Leben, Gesundheit, Krise, Schule, Psychologie, Gesundheit und Medizin, tief, kraftlosigkeit
Pubertät oder psychische Erkrankung?

Hey. Ich bin w/15. Seit Jahren kämpfe ich immer wieder mit meiner Psyche. Es ist immer ein auf und ab. Mal geht es mir Monate schlecht, dann wieder längere Zeit relativ gut. Anfang des Jahres hatte ich wieder ein Tief. (Ich dachte teilweise, dass ich zum jetzigen Zeitpunkt nicht mehr hier wäre) Irgendwann ging es dann wieder halbwegs, aber seit August merke ich, wie es mir einfach wieder immer schlechter geht. Mit jemanden darüber geredet habe ich nie. Weder mit meinen Eltern noch einem Psychologen o.A.. Hin und wieder habe ich es bei sehr guten Freunden angesprochen, aber auch das schaffe ich nicht mehr. Ich fühle mich damit einfach alleine. Denn immer wenn ich es anspreche bekomme ich schnell als Antwort, dass das eben die Pubertät ist und somit normal. Aber ist es denn normal, sich hin und wieder aus Frustration und Traurigkeit zu beißen?(blutig) Ist es in der Pubertät denn wirklich normal sich ständig leer zu fühlen, fast täglich zu weinen, sodass meine Augen schon richtig trocken sind, weil ich die Tränen wegwische, damit es keiner merkt? Ich kann mir irgendwie nicht vorstellen, dass es jedem in meinem Alter so geht.

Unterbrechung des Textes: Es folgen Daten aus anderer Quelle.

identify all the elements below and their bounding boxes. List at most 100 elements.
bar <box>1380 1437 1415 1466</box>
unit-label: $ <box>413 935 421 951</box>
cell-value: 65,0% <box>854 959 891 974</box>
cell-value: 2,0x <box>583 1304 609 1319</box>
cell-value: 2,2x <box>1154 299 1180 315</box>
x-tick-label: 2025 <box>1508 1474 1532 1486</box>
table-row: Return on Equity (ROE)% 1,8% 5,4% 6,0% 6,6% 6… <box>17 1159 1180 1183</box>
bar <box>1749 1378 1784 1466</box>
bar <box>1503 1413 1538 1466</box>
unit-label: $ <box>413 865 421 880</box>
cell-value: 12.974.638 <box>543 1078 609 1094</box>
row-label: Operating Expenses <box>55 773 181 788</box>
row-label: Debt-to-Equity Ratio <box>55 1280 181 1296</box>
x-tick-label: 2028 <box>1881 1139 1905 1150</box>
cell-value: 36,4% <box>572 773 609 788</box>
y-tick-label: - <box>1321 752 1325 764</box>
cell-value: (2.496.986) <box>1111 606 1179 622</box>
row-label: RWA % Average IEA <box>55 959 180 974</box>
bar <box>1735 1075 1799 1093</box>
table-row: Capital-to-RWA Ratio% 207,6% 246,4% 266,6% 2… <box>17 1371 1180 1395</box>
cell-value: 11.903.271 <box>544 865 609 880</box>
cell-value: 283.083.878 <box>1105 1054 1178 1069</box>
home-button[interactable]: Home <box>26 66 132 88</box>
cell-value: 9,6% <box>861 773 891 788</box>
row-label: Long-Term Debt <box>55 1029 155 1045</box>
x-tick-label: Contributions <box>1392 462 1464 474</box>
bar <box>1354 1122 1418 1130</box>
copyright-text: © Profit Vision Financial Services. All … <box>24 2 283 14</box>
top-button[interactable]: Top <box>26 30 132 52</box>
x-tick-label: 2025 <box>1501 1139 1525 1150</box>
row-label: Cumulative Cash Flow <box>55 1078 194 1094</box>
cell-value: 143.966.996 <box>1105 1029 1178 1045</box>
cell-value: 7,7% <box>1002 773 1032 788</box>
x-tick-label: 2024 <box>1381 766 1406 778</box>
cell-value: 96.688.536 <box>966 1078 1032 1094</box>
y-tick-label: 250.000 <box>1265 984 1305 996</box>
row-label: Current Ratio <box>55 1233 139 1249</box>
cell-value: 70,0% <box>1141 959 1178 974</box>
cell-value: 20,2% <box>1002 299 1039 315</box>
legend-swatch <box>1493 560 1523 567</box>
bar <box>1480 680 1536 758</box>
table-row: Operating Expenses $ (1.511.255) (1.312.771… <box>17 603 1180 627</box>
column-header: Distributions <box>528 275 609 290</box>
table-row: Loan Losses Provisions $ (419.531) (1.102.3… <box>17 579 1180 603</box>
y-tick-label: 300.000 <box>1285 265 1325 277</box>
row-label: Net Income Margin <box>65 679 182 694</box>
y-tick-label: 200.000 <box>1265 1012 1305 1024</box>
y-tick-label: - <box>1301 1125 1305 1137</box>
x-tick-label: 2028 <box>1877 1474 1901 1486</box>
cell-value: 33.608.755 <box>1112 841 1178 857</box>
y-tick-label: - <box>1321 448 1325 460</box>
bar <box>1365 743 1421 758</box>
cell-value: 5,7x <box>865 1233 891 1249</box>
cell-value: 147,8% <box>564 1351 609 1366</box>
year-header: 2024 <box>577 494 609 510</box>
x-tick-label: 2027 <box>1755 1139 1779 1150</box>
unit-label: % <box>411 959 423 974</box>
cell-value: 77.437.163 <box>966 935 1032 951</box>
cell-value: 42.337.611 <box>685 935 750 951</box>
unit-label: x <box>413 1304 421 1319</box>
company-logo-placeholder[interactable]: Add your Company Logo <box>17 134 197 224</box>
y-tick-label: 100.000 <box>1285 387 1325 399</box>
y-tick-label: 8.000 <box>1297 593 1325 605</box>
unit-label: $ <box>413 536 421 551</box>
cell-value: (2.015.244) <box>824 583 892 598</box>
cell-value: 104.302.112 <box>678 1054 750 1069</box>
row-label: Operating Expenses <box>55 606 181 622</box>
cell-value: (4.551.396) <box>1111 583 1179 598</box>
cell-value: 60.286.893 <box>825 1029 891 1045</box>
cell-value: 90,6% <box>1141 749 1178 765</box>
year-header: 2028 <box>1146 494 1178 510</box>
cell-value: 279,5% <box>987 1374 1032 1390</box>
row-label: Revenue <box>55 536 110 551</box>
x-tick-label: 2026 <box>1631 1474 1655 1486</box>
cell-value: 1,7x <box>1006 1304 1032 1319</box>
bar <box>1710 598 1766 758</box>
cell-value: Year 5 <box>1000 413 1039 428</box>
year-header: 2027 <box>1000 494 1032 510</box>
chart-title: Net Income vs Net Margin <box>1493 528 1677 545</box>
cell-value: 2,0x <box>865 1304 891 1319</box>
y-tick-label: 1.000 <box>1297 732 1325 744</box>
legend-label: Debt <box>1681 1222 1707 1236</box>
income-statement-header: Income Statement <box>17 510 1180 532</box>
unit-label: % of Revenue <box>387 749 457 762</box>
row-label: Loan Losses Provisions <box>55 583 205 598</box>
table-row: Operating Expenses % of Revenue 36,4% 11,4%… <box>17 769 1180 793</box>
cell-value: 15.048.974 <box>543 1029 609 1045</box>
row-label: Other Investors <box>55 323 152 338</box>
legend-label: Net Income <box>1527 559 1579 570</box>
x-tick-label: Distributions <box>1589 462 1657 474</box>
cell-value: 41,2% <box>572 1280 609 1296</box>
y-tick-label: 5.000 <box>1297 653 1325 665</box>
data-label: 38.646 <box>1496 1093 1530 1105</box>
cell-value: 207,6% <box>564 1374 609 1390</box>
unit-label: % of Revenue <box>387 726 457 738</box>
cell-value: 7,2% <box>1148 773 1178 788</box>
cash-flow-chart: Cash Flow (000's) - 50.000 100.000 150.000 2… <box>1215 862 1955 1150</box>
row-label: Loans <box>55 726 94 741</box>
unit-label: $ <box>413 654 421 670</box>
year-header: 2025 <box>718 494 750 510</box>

Manchmal habe ich das Gefühl, dass ich professionelle Hilfe bräuchte. Aber wenn es immer alle auf die Pubertät schieben, denke ich halt, dass es unnötig ist wegen sowas dann eine Spezialisten aufzusuchen.

Ist das alles wirklich normal in der Pubertät? Kann ich nichts dagegen tun? Was sagt ihr?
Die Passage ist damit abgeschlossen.